Ponvert Nathaniel, Byrne Frank, Rivera Monique J, Rohula Timo, Olkowski Sandra, De Silva Weligodage Heshani, McRoberts Neil, Brown Judith K
School of Plant Sciences, The University of Arizona, Tucson, Arizona, United States of America.
Department of Entomology, The University of California, Riverside, Riverside, California, United States of America.
PLoS One. 2025 May 12;20(5):e0323908. doi: 10.1371/journal.pone.0323908. eCollection 2025.
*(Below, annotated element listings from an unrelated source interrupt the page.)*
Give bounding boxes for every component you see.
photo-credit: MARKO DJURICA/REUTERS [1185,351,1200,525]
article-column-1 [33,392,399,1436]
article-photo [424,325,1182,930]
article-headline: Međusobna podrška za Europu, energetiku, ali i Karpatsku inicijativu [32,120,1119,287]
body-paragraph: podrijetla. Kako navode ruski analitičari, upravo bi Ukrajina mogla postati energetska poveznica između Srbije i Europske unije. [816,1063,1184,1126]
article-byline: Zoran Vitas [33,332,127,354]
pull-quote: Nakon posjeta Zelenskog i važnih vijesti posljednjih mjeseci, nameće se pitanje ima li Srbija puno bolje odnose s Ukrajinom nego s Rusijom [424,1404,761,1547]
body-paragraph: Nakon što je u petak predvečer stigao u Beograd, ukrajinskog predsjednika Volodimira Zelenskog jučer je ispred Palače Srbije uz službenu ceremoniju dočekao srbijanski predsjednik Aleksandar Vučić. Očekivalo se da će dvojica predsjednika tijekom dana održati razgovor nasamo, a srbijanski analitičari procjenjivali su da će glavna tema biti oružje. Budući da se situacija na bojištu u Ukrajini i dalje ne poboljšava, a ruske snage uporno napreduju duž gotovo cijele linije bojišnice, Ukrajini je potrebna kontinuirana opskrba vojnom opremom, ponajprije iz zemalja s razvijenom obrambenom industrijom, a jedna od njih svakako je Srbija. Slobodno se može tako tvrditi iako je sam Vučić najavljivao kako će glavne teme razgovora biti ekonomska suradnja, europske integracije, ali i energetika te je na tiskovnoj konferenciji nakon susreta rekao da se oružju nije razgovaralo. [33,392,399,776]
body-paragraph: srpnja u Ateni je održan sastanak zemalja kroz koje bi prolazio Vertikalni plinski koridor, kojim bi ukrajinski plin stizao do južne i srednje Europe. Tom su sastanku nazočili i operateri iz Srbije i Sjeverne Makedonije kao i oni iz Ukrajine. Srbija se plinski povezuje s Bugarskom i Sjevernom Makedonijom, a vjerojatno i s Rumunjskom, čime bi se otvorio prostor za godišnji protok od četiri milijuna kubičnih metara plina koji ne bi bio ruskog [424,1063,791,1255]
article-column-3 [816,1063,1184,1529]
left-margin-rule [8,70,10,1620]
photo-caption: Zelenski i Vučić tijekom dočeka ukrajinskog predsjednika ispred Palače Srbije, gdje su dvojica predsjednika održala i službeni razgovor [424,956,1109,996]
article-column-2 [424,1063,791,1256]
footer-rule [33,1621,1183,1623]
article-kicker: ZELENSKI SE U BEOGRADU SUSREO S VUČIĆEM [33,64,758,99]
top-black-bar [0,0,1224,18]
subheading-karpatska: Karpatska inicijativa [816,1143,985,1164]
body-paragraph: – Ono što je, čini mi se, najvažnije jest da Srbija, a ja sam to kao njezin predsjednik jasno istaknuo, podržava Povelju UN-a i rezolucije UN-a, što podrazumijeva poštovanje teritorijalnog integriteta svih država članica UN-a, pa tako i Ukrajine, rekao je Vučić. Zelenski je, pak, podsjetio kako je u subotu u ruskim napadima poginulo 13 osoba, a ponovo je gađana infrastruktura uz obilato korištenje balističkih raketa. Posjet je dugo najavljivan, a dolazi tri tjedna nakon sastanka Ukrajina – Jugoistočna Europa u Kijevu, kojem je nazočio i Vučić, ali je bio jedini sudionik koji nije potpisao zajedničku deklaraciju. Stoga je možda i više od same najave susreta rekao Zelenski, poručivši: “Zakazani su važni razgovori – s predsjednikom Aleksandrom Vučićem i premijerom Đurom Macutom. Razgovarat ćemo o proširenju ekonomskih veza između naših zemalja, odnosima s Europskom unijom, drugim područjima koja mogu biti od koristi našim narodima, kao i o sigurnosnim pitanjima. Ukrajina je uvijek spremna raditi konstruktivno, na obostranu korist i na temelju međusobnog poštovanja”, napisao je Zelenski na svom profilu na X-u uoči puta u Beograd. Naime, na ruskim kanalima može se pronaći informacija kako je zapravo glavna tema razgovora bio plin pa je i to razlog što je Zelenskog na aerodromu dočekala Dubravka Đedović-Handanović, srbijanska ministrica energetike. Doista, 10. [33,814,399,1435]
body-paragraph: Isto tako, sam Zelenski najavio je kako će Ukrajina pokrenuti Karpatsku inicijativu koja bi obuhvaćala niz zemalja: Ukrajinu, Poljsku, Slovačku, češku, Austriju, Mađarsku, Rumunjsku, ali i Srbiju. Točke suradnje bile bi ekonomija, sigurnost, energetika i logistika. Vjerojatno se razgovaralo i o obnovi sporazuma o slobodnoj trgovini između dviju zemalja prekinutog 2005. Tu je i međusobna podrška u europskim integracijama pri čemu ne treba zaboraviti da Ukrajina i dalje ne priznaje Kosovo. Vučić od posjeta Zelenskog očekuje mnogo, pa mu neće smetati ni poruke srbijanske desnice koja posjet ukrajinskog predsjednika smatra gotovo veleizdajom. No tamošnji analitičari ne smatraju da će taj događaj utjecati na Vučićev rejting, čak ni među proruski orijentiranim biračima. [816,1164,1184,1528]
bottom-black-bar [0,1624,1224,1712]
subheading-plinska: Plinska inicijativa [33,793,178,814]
Huanglongbing (citrus greening disease) is caused by the bacterium 'Candidatus Liberibacter asiaticus' (CLas) (Alphaproteobacteria) and is one of the most destructive bacterial-vector diseases affecting the citrus industry. The bacterium is transmitted by the Asian citrus psyllid (ACP; Diaphorina citri). Early detection in citrus trees is challenging due to uneven distribution of CLas throughout the tree and a long pre-symptomatic phase of the disease. Due to these limitations, ACP sampling has been suggested as a more reliable early detection strategy. The objective of this study was to develop and optimize approaches for detecting CLas in ACP adults and nymphs collected in citrus groves in California using real-time quantitative PCR (qPCR) and droplet digital PCR (ddPCR). The goal was to establish the optimal number of ACP adults and nymphal instar life stages (stages 1-2, 3, or 4-5) that yielded the most reliable detection of CLas (Cq values ≤ 38). Results indicated that CLas detection correlated with psyllid developmental stage, with the 4th-5th instar nymphs (sample size of five to ten per tube) or adult ACP (sample size of three to ten per tube) providing the most consistent qPCR detection. While CLas detection rates increased with adult ACP age, nymphs were preferred for field sampling as adult ACP might have dispersed from non-infected trees, potentially misrepresenting the grove's CLas status. Detection by droplet digital PCR confirmed the presence and genome copies of CLas in a subset of ACP across life stages. In field populations, detection rates in nymphs were consistent or stable throughout the year, whereas CLas detection in adults exhibited seasonal variation, with CLas detection and genome load peaking in January. These targeted ACP sampling strategies and optimized laboratory processing methods will facilitate CLas detection in psyllids for streamlining citrus greening disease management.
黄龙病(柑橘黄龙病)由“亚洲韧皮杆菌”(CLas)(α-变形菌纲)引起,是影响柑橘产业最具破坏性的细菌媒介病害之一。该细菌通过亚洲柑橘木虱(ACP;柑橘木虱)传播。由于CLas在整棵树中分布不均以及该病有较长的无症状前期,因此在柑橘树中进行早期检测具有挑战性。由于这些限制,有人建议采用ACP采样作为一种更可靠的早期检测策略。本研究的目的是开发和优化检测方法,利用实时定量PCR(qPCR)和液滴数字PCR(ddPCR)检测加利福尼亚柑橘园中采集的ACP成虫和若虫体内的CLas。目标是确定能最可靠检测到CLas(定量PCR值≤38)的最佳ACP成虫数量和若虫龄期(1-2龄、3龄或4-5龄)。结果表明,CLas检测与木虱发育阶段相关,4-5龄若虫(每管样本量为5至10只)或成年ACP(每管样本量为3至10只)提供了最一致的qPCR检测结果。虽然随着成年ACP年龄的增长,CLas检测率会升高,但由于成年ACP可能已从未感染的树木中扩散,可能会误判果园的CLas状况,因此若虫更适合用于田间采样。液滴数字PCR检测证实了不同生命阶段的部分ACP中存在CLas及其基因组拷贝数。在田间种群中,若虫的检测率全年保持一致或稳定,而成虫的CLas检测呈现季节性变化,1月份CLas检测和基因组载量达到峰值。这些有针对性的ACP采样策略和优化的实验室处理方法将有助于在木虱中检测CLas,从而简化柑橘黄龙病的管理。